Положение для удержания города обрисовалось мне совершенно безнадежным не потому, что войск не хватало, а потому что все было выпущено из рук, не было никакого управления, восстановить которое в короткий срок было невозможно и потому что не было ни одного человека в резерве. К тому же накануне не было сделано ни одного распоряжения насчет боя, а на случай отступления не было даже поставлено заслона для охраны железнодорожного моста, по которому можно было бы отступить добровольческим дружинам.

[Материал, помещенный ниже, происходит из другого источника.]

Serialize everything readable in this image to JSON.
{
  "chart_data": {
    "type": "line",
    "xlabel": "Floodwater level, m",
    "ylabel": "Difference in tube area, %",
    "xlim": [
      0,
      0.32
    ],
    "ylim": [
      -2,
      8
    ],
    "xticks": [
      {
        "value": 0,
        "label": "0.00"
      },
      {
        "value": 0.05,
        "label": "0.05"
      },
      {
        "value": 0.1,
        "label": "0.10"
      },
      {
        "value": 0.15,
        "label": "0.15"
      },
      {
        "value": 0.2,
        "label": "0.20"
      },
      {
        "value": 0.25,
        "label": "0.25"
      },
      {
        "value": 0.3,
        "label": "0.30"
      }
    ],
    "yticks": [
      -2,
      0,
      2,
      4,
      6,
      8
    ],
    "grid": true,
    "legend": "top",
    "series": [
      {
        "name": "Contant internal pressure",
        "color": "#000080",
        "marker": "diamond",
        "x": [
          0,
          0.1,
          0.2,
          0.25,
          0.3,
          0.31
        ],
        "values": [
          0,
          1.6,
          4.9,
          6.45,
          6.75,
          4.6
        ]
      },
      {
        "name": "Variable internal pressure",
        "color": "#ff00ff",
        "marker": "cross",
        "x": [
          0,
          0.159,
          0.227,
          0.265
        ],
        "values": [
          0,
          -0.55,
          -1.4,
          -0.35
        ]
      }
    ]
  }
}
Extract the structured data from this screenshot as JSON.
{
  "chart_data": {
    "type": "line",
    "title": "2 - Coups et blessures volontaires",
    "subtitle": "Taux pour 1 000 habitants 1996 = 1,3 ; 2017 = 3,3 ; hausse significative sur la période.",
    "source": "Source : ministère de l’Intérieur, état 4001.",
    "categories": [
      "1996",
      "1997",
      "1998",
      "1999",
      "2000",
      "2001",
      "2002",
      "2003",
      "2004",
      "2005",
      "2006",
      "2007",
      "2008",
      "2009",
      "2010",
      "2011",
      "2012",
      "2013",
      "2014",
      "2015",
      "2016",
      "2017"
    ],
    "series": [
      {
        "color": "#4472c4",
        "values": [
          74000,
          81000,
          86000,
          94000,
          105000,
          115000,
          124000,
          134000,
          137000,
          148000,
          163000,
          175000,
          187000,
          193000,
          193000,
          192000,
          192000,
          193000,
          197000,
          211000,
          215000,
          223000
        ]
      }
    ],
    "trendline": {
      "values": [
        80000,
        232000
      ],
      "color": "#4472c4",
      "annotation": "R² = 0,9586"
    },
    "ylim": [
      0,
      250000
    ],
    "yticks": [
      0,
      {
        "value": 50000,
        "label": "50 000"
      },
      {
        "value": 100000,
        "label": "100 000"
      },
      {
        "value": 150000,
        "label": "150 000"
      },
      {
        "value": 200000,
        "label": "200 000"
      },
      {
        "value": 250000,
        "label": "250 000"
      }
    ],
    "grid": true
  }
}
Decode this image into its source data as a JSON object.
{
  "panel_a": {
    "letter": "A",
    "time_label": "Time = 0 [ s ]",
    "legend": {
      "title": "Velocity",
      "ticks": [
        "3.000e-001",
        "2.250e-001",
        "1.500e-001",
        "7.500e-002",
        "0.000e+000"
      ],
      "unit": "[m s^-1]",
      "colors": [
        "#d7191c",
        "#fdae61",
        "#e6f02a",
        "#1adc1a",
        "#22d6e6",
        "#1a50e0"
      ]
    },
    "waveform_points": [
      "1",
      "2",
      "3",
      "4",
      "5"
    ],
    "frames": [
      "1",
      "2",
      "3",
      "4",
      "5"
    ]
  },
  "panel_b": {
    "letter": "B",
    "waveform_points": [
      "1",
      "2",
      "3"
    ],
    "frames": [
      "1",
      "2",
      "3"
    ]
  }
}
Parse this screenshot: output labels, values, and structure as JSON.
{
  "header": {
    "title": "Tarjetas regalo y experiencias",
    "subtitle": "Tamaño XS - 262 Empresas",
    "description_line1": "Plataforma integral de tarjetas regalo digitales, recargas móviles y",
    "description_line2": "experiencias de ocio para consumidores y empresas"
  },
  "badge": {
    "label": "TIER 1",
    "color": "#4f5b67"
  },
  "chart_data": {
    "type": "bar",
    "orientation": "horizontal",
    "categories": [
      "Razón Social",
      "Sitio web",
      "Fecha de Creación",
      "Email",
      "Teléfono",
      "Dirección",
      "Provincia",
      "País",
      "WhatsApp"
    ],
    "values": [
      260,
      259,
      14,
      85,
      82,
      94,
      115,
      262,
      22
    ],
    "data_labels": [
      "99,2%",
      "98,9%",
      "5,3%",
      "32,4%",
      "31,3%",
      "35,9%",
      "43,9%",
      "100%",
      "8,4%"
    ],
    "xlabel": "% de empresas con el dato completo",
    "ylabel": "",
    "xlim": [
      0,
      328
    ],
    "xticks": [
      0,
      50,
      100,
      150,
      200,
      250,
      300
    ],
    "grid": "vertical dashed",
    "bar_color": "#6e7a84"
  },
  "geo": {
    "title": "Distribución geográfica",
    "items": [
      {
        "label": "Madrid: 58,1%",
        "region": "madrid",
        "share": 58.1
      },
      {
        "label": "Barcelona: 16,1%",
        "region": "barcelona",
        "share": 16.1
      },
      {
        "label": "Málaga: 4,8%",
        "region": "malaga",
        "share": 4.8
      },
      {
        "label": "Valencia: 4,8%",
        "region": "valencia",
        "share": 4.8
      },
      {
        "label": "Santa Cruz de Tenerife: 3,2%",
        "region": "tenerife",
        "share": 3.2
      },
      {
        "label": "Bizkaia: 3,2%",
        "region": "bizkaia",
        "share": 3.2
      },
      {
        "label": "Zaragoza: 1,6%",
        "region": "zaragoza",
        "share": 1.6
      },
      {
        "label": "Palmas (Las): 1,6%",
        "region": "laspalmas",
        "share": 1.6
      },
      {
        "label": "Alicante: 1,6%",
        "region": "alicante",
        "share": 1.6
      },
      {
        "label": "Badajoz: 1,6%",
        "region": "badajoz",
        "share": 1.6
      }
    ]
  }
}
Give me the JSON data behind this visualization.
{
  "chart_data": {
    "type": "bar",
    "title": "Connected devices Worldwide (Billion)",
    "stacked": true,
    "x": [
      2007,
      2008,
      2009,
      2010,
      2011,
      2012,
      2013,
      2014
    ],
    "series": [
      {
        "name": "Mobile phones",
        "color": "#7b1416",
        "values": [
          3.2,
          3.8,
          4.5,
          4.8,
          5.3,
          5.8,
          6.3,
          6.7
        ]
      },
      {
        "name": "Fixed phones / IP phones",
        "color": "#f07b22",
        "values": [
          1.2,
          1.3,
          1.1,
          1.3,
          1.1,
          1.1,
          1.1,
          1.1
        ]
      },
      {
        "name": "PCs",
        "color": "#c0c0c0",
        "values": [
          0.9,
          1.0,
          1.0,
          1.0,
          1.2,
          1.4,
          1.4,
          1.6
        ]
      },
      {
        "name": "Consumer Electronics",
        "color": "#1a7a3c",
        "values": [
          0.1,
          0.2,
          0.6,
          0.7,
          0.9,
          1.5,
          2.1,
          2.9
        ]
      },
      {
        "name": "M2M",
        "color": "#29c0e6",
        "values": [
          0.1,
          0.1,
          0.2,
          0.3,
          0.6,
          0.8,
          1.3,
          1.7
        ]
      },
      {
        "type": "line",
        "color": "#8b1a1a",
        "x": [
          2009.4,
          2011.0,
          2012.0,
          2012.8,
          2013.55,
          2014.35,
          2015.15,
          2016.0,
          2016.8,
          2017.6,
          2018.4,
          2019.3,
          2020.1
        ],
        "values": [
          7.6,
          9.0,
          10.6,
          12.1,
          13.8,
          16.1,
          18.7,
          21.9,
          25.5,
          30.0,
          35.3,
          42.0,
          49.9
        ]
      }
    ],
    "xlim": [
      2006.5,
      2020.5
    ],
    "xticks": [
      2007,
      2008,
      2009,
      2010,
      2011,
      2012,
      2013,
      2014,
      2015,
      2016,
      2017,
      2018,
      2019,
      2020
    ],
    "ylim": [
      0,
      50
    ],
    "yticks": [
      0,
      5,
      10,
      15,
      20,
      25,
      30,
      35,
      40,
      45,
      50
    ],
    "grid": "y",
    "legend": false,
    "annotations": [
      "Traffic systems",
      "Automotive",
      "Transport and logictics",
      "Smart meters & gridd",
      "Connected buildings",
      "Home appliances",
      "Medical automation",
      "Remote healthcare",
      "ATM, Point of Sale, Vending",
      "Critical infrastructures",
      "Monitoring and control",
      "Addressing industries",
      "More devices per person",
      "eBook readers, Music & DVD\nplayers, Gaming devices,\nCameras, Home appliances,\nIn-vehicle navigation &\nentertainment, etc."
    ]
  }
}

Вследствие чего этот мост, так же как и станция железной дороги, т. е. все продовольствие и большие запасы, по словам Винклера, были уже захвачены петлюровцами.
Я сказал Долгорукому, что, по моему мнению, все усилия должны быть направлены теперь к спасению офицерских дружин и выводу их из города с оружием; что же касается самого города и жителей, то я уверен, что им от петлюровцев, у которых как будто есть и регулярные дисциплинированные войска, опасности не грозит, но что первым долгом я посоветовал бы ему выгнать всю эту толпу из штаба, т. к. военные вопросы надо решать не коллегиально, а одному. Сказав это я вышел из штаба и пошел опять на квартиру к Слонимскому, у которого рассчитывал переждать тревожное время занятия города победившими войсками и дождаться, пока первое напряжение нервов уляжется и в городе установятся спокойствие и порядок. Предполагал я, что сгоряча меня могут и арестовать, и какая-нибудь ворвавшаяся банда могла и расстрелять, но был вполне уверен, что, если первый день пройдет для меня благополучно и если мне удастся отбиться от банд мародеров и сдаться регулярным войскам под их охрану, то мне опасаться нечего.